TOOLE COUNTY — Utah's best-known space buff has won official credit for discovering a supernova.
Although they aren't especially rare — dozens are spotted each year — it is unusual for an amateur to find one.
And that's partly due to Patrick Wiggin's unusual lifestyle.
A supernova is one of the brightest objects in the universe. It's a star many times bigger than our own sun that suddenly explodes.
It's astoundingly bright, but in a galaxy far, far away, and finding one isn't all that easy, unless you're Wiggins.
You have to sleep all day to keep up with Patrick Wiggins. He gets ready for bed about dawn.
And for the rest of the day, it's pretty much "lights out."
His home in Stansbury Park has a retractable roof, which usually stays closed in the daytime to protect his telescope. He said it cost about as much as his first mortgage, but it's much smaller than professional scopes that bag the most distant finds in space.
"Occasionally we do luck out and do the discovery," Wiggins said.
Almost every day when the sun goes down, Wiggins opens the roof and gets down to business.
"Every clear night, virtually every clear night of the year, I'm out here doing my stuff," he said.
Actually, he does most of his planet watching and galaxy gazing inside, at a bank of computer screens, working at various astronomical tasks. Some are formal projects with teams of amateurs collecting data for professionals.
Sometimes, between projects, Wiggins will have his computer aim the telescope at distant galaxies.
"I'll take a picture of a given spot in the sky,” he said. “Then I’ll go back some time later, take another picture of the same identical same picture of the sky."
That's how he wound up with this pair of images, taken a week apart of a supernova, an exploding superstar 78 million light years away. That means the supernova actually happened 78 million years ago.
"There were dinosaurs running around here in Utah when the light that made this picture left that galaxy,” Wiggins said. “It just blows me away how far away some things are."
And talk about bright. The supernova shines nearly as bright as its entire galaxy of maybe 100 billion suns.

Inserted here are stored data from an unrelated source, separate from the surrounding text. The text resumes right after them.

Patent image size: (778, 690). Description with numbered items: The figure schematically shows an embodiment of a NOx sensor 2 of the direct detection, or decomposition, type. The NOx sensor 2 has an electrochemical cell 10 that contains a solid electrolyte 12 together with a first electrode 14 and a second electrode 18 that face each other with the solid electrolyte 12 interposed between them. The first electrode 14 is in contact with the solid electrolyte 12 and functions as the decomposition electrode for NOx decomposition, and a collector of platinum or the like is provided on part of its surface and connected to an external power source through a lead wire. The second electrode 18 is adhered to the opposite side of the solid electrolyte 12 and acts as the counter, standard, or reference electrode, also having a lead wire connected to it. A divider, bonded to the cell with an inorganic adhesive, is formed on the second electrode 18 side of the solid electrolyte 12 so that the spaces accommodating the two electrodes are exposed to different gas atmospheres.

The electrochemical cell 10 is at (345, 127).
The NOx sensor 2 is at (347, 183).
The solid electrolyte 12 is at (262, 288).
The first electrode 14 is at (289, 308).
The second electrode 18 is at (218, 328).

You can't see the individual stars because it's so far away,” Wiggins said. “And yet, suddenly there is this light that is so bright that it's shouting out and saying 'here I am!' next to these hundreds of billions of other stars that are right next to it.”

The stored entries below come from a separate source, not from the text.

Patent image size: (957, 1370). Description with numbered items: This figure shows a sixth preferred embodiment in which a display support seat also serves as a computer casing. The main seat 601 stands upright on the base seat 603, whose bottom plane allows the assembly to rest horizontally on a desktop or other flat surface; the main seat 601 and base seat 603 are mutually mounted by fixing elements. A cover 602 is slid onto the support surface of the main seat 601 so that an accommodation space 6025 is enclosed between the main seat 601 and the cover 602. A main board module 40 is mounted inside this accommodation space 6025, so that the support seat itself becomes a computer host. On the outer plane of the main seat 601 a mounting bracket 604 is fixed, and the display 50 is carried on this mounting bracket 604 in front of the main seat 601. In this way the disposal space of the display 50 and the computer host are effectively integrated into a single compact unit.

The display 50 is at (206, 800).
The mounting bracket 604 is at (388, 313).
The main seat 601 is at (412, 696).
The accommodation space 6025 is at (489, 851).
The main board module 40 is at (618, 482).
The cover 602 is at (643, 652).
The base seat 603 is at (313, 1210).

So, it's a feather in the nightcap for a guy who outsleeps most of us in daytime, and outworks us at night.
"It was 469 nights of trying to get one success," Wiggins said.
Actually, he has to share the credit. A well-known Japanese amateur discovered the supernova a couple of hours after Wiggins, but he reported it first.
They're both officially recognized as independent discoverers of Supernova 2014G.
Wiggins works part-time doing educational programs for the University of Utah physics and astronomy department.
On Monday, NASA will publish Wiggins' supernova images on the Internet as NASA's Earth Picture of the Day.